Discurso durante a 18ª Sessão Deliberativa Ordinária, no Senado Federal

HOMENAGEM DE PESAR PELO FALECIMENTO DO SR. LUIZ CARLOS BARBOSA LESSA, OCORRIDO EM 11 DE MARÇO DO CORRENTE, NA CIDADE DE CAMAQUÃ, NO RIO GRANDE DO SUL.

Autor
Emília Fernandes (PT - Partido dos Trabalhadores/RS)
Nome completo: Emília Therezinha Xavier Fernandes
Casa
Senado Federal
Tipo
Discurso
Resumo por assunto
HOMENAGEM.:
  • HOMENAGEM DE PESAR PELO FALECIMENTO DO SR. LUIZ CARLOS BARBOSA LESSA, OCORRIDO EM 11 DE MARÇO DO CORRENTE, NA CIDADE DE CAMAQUÃ, NO RIO GRANDE DO SUL.
Publicação
Publicação no DSF de 13/03/2002 - Página 2068
Assunto
Outros > HOMENAGEM.
Indexação
  • HOMENAGEM POSTUMA, LUIZ CARLOS BARBOSA LESSA, HISTORIADOR, JORNALISTA, ESCRITOR, POETA, MUSICO, ADVOGADO, ESTADO DO RIO GRANDE DO SUL (RS), ELOGIO, VIDA PUBLICA, ESPECIFICAÇÃO, DEFESA, CULTURA.

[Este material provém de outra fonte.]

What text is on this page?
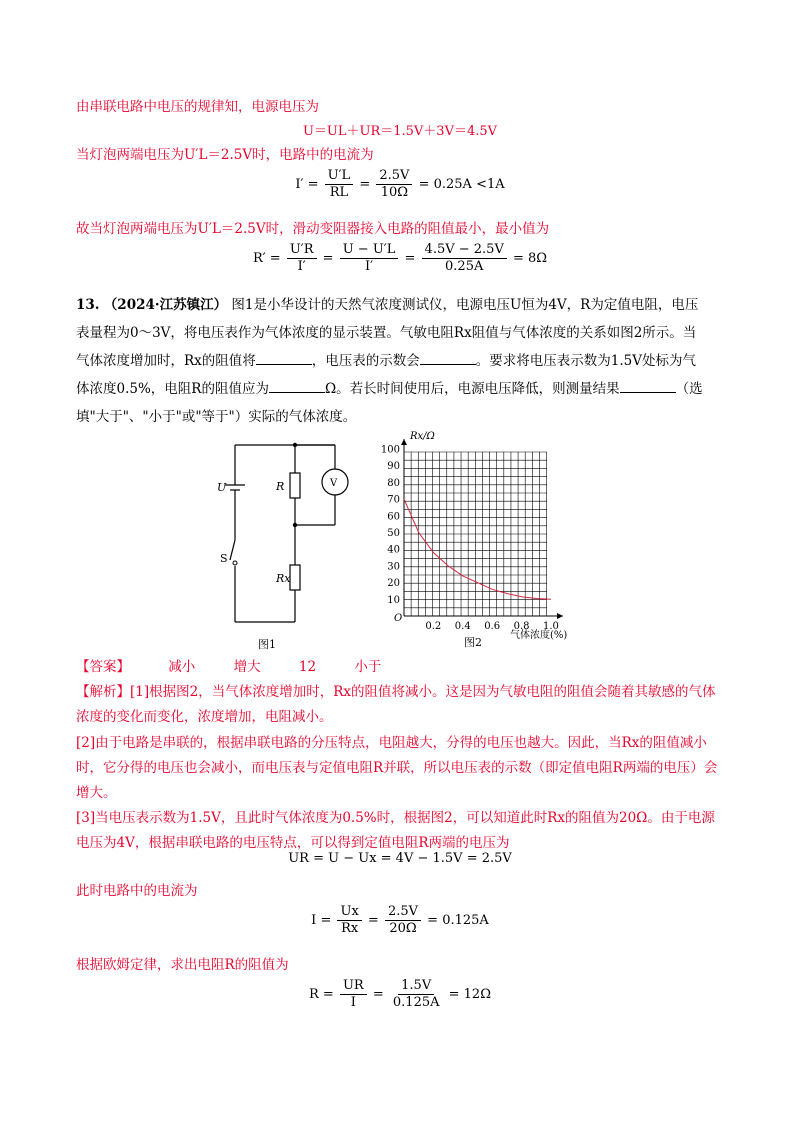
由串联电路中电压的规律知，电源电压为
U＝UL＋UR＝1.5V＋3V＝4.5V
当灯泡两端电压为U′L＝2.5V时，电路中的电流为
$I' = \frac{U'L}{RL} = \frac{2.5V}{10\Omega} = 0.25A <1A$
故当灯泡两端电压为U′L＝2.5V时，滑动变阻器接入电路的阻值最小，最小值为
$R' = \frac{U'R}{I'} = \frac{U - U'L}{I'} = \frac{4.5V - 2.5V}{0.25A} = 8\Omega$
13. （2024·江苏镇江） 图1是小华设计的天然气浓度测试仪，电源电压U恒为4V，R为定值电阻，电压
表量程为0～3V，将电压表作为气体浓度的显示装置。气敏电阻Rx阻值与气体浓度的关系如图2所示。当
气体浓度增加时，Rx的阻值将	，电压表的示数会	。要求将电压表示数为1.5V处标为气
体浓度0.5%，电阻R的阻值应为	Ω。若长时间使用后，电源电压降低，则测量结果	（选
填"大于"、"小于"或"等于"）实际的气体浓度。
U
S
R
Rx
V
图1
0.2 0.4 0.6 0.8 1.0
10
20
30
40
50
60
70
80
90
100
Rx/Ω
气体浓度(%)
O
图2
【答案】	减小	增大	12	小于
【解析】[1]根据图2，当气体浓度增加时，Rx的阻值将减小。这是因为气敏电阻的阻值会随着其敏感的气体浓度的变化而变化，浓度增加，电阻减小。
[2]由于电路是串联的，根据串联电路的分压特点，电阻越大，分得的电压也越大。因此，当Rx的阻值减小时，它分得的电压也会减小，而电压表与定值电阻R并联，所以电压表的示数（即定值电阻R两端的电压）会增大。
[3]当电压表示数为1.5V，且此时气体浓度为0.5%时，根据图2，可以知道此时Rx的阻值为20Ω。由于电源电压为4V，根据串联电路的电压特点，可以得到定值电阻R两端的电压为
UR = U − Ux = 4V − 1.5V = 2.5V
此时电路中的电流为
$I = \frac{Ux}{Rx} = \frac{2.5V}{20\Omega} = 0.125A$
根据欧姆定律，求出电阻R的阻值为
$R = \frac{UR}{I} = \frac{1.5V}{0.125A} = 12\Omega$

A SRª EMILIA FERNANDES (Bloco/PT - RS. Para encaminhar a votação. Sem revisão da oradora.) - Sr. Presidente, tenho certeza que as minhas homenagens refletem o sentimento do povo do Rio Grande do Sul e, em especial, dos Senadores da nossa Bancada gaúcha.

É com pesar que faço esta homenagem póstuma ao historiador, jornalista, poeta, músico, escritor, tradicionalista, nativista, folclorista e advogado gaúcho Luiz Carlos Barbosa Lessa, falecido na última segunda-feira, 11 de março.

Barbosa Lessa, dono de mente e obra sem iguais, morreu aos 72 anos de idade, em Camaquã (RS), vítima de câncer de pulmão. Passo agora a relembrar um pouco da história desse ilustre brasileiro.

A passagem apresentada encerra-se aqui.